Limited upside, significant downside and the difficulty of using traditional asset allocation approaches means the best approach – though perhaps not the most feasible one – is to take action to reduce the likelihood of those bad systemic scenarios occurring.
“But a more advanced way to think about it is, if you think about systemic risks occurring because of the accumulation of pressures in the background, (you can) develop dashboard indicators of – in real time – what is occurring in the background,” Chee said. “Where are those pressures evolving, and what is the likelihood of these scenarios changing over time as these indicators evolve? That gives you an opportunity to think about strategic adaptation of portfolios in response to those changing probabilities.”
But this idea of “system wide change” demonstrates the need to resolve the climate issue in much broader terms than just mitigation.

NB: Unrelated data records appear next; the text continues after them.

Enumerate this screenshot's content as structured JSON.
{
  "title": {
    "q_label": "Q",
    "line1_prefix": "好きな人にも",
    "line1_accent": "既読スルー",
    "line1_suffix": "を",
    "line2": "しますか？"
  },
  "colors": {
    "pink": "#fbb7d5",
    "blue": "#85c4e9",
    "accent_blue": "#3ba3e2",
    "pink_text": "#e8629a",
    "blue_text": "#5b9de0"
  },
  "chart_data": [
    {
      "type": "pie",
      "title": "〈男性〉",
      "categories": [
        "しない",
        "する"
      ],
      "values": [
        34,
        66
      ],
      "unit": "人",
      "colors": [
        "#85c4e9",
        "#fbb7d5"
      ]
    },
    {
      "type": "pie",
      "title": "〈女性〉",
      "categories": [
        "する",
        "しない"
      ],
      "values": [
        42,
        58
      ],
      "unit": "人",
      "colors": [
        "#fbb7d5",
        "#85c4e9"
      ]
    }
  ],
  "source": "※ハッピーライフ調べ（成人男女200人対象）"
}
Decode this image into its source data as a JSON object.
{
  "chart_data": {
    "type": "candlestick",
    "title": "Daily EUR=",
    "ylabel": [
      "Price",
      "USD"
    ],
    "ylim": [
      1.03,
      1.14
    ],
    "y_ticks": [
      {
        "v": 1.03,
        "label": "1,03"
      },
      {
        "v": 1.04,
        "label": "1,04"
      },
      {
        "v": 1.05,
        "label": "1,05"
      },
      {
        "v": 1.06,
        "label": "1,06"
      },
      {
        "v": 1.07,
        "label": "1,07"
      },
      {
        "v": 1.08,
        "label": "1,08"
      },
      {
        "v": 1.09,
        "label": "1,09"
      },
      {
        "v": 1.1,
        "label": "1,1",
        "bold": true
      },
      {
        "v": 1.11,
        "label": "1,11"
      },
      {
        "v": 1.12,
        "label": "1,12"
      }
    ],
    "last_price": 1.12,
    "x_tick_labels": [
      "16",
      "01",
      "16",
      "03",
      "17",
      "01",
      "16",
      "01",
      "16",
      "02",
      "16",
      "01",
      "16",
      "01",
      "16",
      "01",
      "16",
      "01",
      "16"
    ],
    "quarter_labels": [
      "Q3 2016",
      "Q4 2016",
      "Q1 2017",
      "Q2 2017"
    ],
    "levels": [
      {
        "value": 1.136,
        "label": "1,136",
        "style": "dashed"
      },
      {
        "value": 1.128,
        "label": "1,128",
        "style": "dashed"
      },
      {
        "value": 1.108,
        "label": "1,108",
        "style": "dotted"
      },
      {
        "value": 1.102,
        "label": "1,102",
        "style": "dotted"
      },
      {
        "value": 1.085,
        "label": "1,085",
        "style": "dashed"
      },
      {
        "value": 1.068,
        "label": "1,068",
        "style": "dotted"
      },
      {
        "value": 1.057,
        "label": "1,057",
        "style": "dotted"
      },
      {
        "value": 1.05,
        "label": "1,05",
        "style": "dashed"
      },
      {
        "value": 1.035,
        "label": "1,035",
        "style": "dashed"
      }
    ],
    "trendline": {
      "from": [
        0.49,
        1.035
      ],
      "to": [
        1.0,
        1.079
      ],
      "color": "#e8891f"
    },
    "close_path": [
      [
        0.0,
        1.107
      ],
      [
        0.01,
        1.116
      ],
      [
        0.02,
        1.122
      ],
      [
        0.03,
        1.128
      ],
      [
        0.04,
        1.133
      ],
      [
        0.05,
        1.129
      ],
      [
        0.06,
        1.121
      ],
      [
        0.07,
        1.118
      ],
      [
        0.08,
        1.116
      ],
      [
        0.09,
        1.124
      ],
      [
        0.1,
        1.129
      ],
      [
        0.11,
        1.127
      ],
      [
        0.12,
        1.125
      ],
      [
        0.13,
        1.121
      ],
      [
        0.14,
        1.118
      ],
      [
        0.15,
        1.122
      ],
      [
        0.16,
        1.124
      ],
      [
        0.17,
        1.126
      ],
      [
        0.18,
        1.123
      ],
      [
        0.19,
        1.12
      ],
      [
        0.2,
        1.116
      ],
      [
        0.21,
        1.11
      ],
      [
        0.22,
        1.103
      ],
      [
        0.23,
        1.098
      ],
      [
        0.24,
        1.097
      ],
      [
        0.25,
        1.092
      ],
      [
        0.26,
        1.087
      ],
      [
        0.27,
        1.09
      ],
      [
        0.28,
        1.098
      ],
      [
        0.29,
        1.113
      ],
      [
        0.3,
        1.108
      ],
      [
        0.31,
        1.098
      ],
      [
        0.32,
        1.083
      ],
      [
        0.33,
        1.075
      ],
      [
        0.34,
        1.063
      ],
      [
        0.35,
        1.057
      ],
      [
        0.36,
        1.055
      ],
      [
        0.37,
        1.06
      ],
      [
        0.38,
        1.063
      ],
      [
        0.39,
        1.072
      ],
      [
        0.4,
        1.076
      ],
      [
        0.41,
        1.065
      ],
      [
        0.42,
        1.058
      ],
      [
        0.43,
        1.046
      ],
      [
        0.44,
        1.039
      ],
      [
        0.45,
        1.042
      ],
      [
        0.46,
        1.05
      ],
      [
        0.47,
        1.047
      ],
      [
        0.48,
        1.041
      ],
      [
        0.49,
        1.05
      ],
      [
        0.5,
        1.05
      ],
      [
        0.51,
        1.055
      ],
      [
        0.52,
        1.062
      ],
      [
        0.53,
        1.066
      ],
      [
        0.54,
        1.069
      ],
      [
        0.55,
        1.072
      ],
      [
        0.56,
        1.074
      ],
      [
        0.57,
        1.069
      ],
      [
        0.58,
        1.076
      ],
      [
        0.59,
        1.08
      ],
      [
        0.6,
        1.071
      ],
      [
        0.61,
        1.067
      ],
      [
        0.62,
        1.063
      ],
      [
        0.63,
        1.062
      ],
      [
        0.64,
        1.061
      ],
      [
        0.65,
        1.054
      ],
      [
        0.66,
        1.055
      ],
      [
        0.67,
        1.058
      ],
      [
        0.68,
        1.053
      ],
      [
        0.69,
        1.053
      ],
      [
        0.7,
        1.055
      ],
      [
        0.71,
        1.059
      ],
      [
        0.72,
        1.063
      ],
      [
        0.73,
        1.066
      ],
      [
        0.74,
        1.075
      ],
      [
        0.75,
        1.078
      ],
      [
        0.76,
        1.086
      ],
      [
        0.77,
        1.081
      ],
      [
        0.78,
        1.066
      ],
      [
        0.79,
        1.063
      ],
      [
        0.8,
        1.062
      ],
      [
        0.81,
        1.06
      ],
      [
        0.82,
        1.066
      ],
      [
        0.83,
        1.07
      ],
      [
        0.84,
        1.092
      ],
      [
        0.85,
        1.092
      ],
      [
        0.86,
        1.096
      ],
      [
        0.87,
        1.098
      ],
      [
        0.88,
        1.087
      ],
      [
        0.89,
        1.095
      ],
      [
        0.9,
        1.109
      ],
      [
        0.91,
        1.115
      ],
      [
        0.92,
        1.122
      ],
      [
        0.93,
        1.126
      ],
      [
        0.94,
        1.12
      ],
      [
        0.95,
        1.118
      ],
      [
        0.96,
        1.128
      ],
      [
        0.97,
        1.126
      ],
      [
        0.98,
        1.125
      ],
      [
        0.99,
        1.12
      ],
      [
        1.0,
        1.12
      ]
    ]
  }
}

We’ll also need to address biodiversity losses – generally accepted as a systemic risk – societal issues and inequality, and ensure the transition to a circular economy.
“Some level of future warming is already baked in because of historical emissions,” Chee said.
“We will need to do some adaptation from here even if we do manage to keep temperatures to well below two degrees Celsius. The world is a complex, adaptive system; all of these transitions are inter-connected, and we need to recognise that as well.”
“Adaptation can reduce societal vulnerability and mitigate or, in fact, reverse ecological damage. Transition to a circular economy could result in a more inclusive society and also reduce extractive pressure on ecological systems. And it’s generally accepted that improving biodiversity outcomes has just natural benefits to society in general.”